In [None]:
import numpy as np
import pandas as pd
import matplotlib.pyplot as plt
import seaborn as sns

# Baseline Python
This notebook is intended to make a quick scan of different skills. It will test:

- knowledge about mathematical notation (function definitions, sets) and a minimum of linear algebra (matrix multiplication)
- numpy (generating data, concatenating, dotproduct)
- generate a pandas dataframe, basic plotting
- creating a class
- basic efficiency (avoiding forloops with vectorization)
- list comprehensions

Before you do this test, make sure you went through the Vectorisation and
Broadcasting notebook.

# Don't worry if you get stuck
this notebook is meant to identify the subjects
where you will need more explanation!

Some people might have a hard time with the mathematical notation. If so, **write
down your questions and I will explain them**. Others might have no problem with
that, but will have problems with classes, etc. Just use this as a test for
finding the things I need to explain to you.
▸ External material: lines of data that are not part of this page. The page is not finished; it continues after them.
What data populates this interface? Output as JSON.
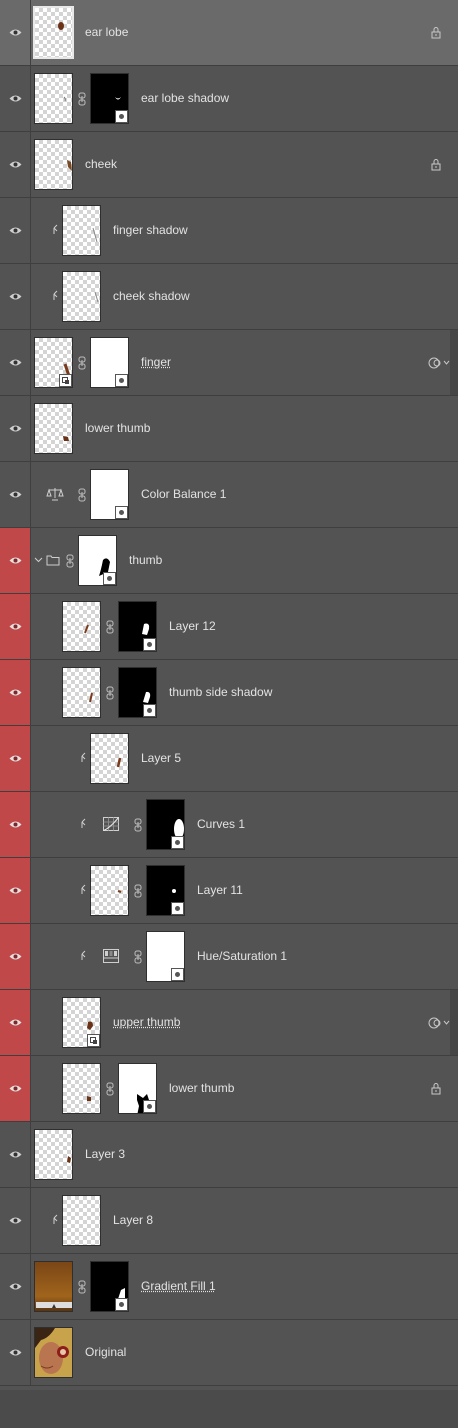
{
  "layers": [
    {
      "name": "ear lobe",
      "selected": true,
      "locked": true
    },
    {
      "name": "ear lobe shadow",
      "mask": "black"
    },
    {
      "name": "cheek",
      "locked": true
    },
    {
      "name": "finger shadow",
      "clipped": true
    },
    {
      "name": "cheek shadow",
      "clipped": true
    },
    {
      "name": "finger",
      "smart_object": true,
      "mask": "white"
    },
    {
      "name": "lower thumb"
    },
    {
      "name": "Color Balance 1",
      "adjustment": "color-balance",
      "mask": "white"
    },
    {
      "name": "thumb",
      "group": true,
      "mask": "white",
      "in_group": true
    },
    {
      "name": "Layer 12",
      "mask": "black",
      "in_group": true
    },
    {
      "name": "thumb side shadow",
      "mask": "black",
      "in_group": true
    },
    {
      "name": "Layer 5",
      "clipped": true,
      "in_group": true
    },
    {
      "name": "Curves 1",
      "adjustment": "curves",
      "mask": "black",
      "clipped": true,
      "in_group": true
    },
    {
      "name": "Layer 11",
      "mask": "black",
      "clipped": true,
      "in_group": true
    },
    {
      "name": "Hue/Saturation 1",
      "adjustment": "hue-saturation",
      "mask": "white",
      "clipped": true,
      "in_group": true
    },
    {
      "name": "upper thumb",
      "smart_object": true,
      "in_group": true
    },
    {
      "name": "lower thumb",
      "mask": "white",
      "locked": true,
      "in_group": true
    },
    {
      "name": "Layer 3"
    },
    {
      "name": "Layer 8",
      "clipped": true
    },
    {
      "name": "Gradient Fill 1",
      "gradient": true,
      "mask": "black"
    },
    {
      "name": "Original",
      "photo": true
    }
  ],
  "colors": {
    "panel_bg": "#535353",
    "selected_bg": "#6a6a6a",
    "group_highlight": "#c04848"
  }
}
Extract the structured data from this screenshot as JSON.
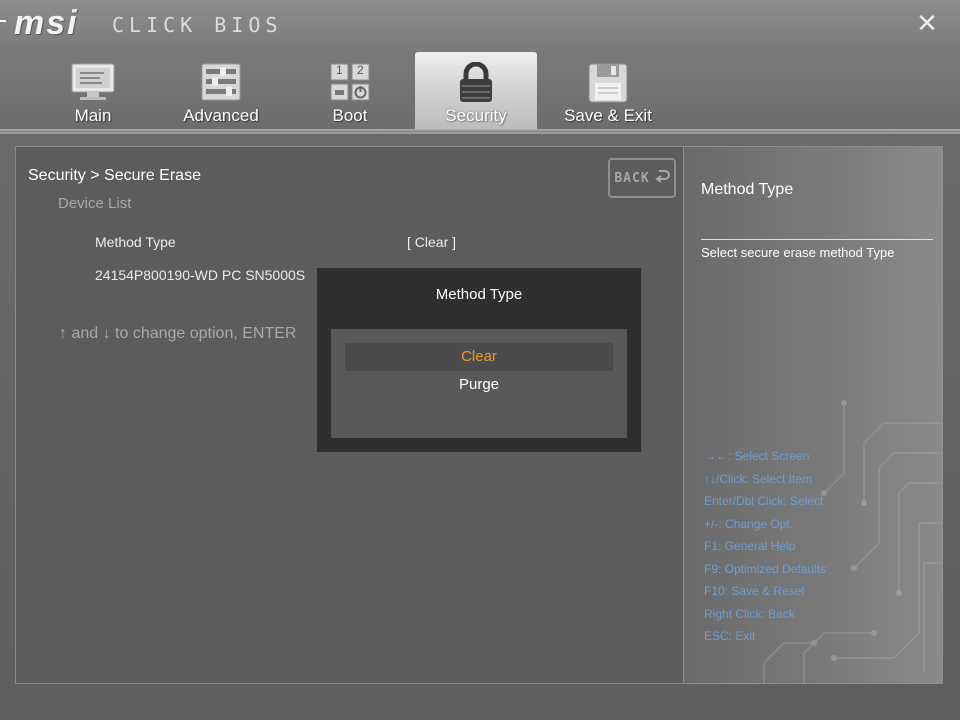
{
  "header": {
    "brand": "msi",
    "product": "CLICK BIOS",
    "tabs": [
      {
        "label": "Main",
        "icon": "monitor-icon"
      },
      {
        "label": "Advanced",
        "icon": "advanced-settings-icon"
      },
      {
        "label": "Boot",
        "icon": "boot-icon"
      },
      {
        "label": "Security",
        "icon": "padlock-icon",
        "active": true
      },
      {
        "label": "Save & Exit",
        "icon": "floppy-disk-icon"
      }
    ],
    "boot_icon_digits": [
      "1",
      "2"
    ]
  },
  "main": {
    "breadcrumb": "Security > Secure Erase",
    "subheading": "Device List",
    "rows": [
      {
        "label": "Method Type",
        "value": "[ Clear ]"
      },
      {
        "label": "24154P800190-WD PC SN5000S",
        "value": ""
      }
    ],
    "hint": "↑ and ↓ to change option, ENTER",
    "back_label": "BACK"
  },
  "modal": {
    "title": "Method Type",
    "options": [
      "Clear",
      "Purge"
    ],
    "selected": "Clear"
  },
  "help": {
    "title": "Method Type",
    "description": "Select secure erase method Type",
    "keys": [
      "→←: Select Screen",
      "↑↓/Click: Select Item",
      "Enter/Dbl Click: Select",
      "+/-: Change Opt.",
      "F1: General Help",
      "F9: Optimized Defaults",
      "F10: Save & Reset",
      "Right Click: Back",
      "ESC: Exit"
    ]
  },
  "colors": {
    "selected_option": "#e0a030",
    "key_help_text": "#6f9fd1",
    "modal_bg": "#2f2f2f"
  }
}
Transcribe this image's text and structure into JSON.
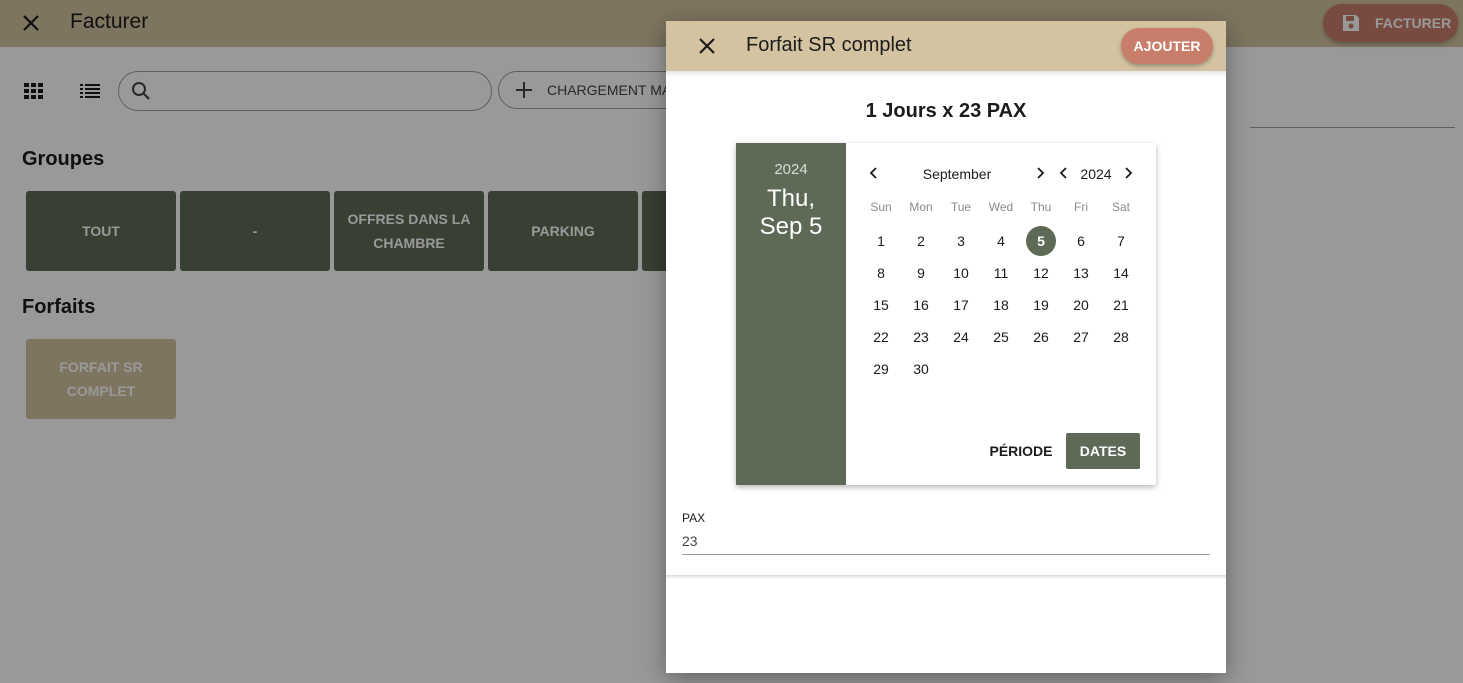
{
  "app": {
    "title": "Facturer",
    "facturer_label": "FACTURER",
    "search": {
      "placeholder": "",
      "value": ""
    },
    "chargement_label": "CHARGEMENT MA",
    "groupes_title": "Groupes",
    "groupes": [
      "TOUT",
      "-",
      "OFFRES DANS LA CHAMBRE",
      "PARKING",
      ""
    ],
    "forfaits_title": "Forfaits",
    "forfaits": [
      "FORFAIT SR COMPLET"
    ]
  },
  "dialog": {
    "title": "Forfait SR complet",
    "ajouter_label": "AJOUTER",
    "summary": "1 Jours x 23 PAX",
    "picker": {
      "year": "2024",
      "date_line1": "Thu,",
      "date_line2": "Sep 5",
      "month": "September",
      "nav_year": "2024",
      "weekdays": [
        "Sun",
        "Mon",
        "Tue",
        "Wed",
        "Thu",
        "Fri",
        "Sat"
      ],
      "first_weekday_index": 0,
      "days_in_month": 30,
      "selected_day": 5,
      "periode_label": "PÉRIODE",
      "dates_label": "DATES"
    },
    "pax": {
      "label": "PAX",
      "value": "23"
    }
  },
  "colors": {
    "header": "#d3c3a1",
    "accent": "#c97e6b",
    "primary": "#5e6a56"
  }
}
Work on this, and please also keep track of your time (that gives me an
indication of your working speed. This also differs widely over user groups)

## Excercise 1
### definition 1
>Let there be $m$ observations $x_i \in X$ with $i=\{1, ..., m\}$ where every observation has $n$ features: $x_i=\{x_{i,1}, ..., x_{i,n}\}$ 

We will represent these as a matrix $X$ with dimensions $(m, n)$ such that value $x_{i,j}$ is the $i^{th}$ observation for feature $j$.

### objective

Use numpy to create a matrix $X$ with $m=100, n=2$, filled with random floating point numbers. This will be our set of 100 observations with 2 features.

<details>
  <summary>HINT: Click to expand!</summary>

  You can use `np.random.rand`
  If you are not familiar, you can access the documentation directly from the jupyter notebook, by running either
  `help(np.random.rand)` or `?np.random.rand`
  
</details>

## Excercise 2

### definition 2
>We want to implement a function $f: \mathbb{R}^m \to \mathbb{R}$ such that $$f(x) = wx + b$$
>Here, $w$ are weights $w=\{w_1, ..., w_n\}$ where $n$ corresponds to the number of features and $b$ is an extra bias weight. We will initialize $w$ at random.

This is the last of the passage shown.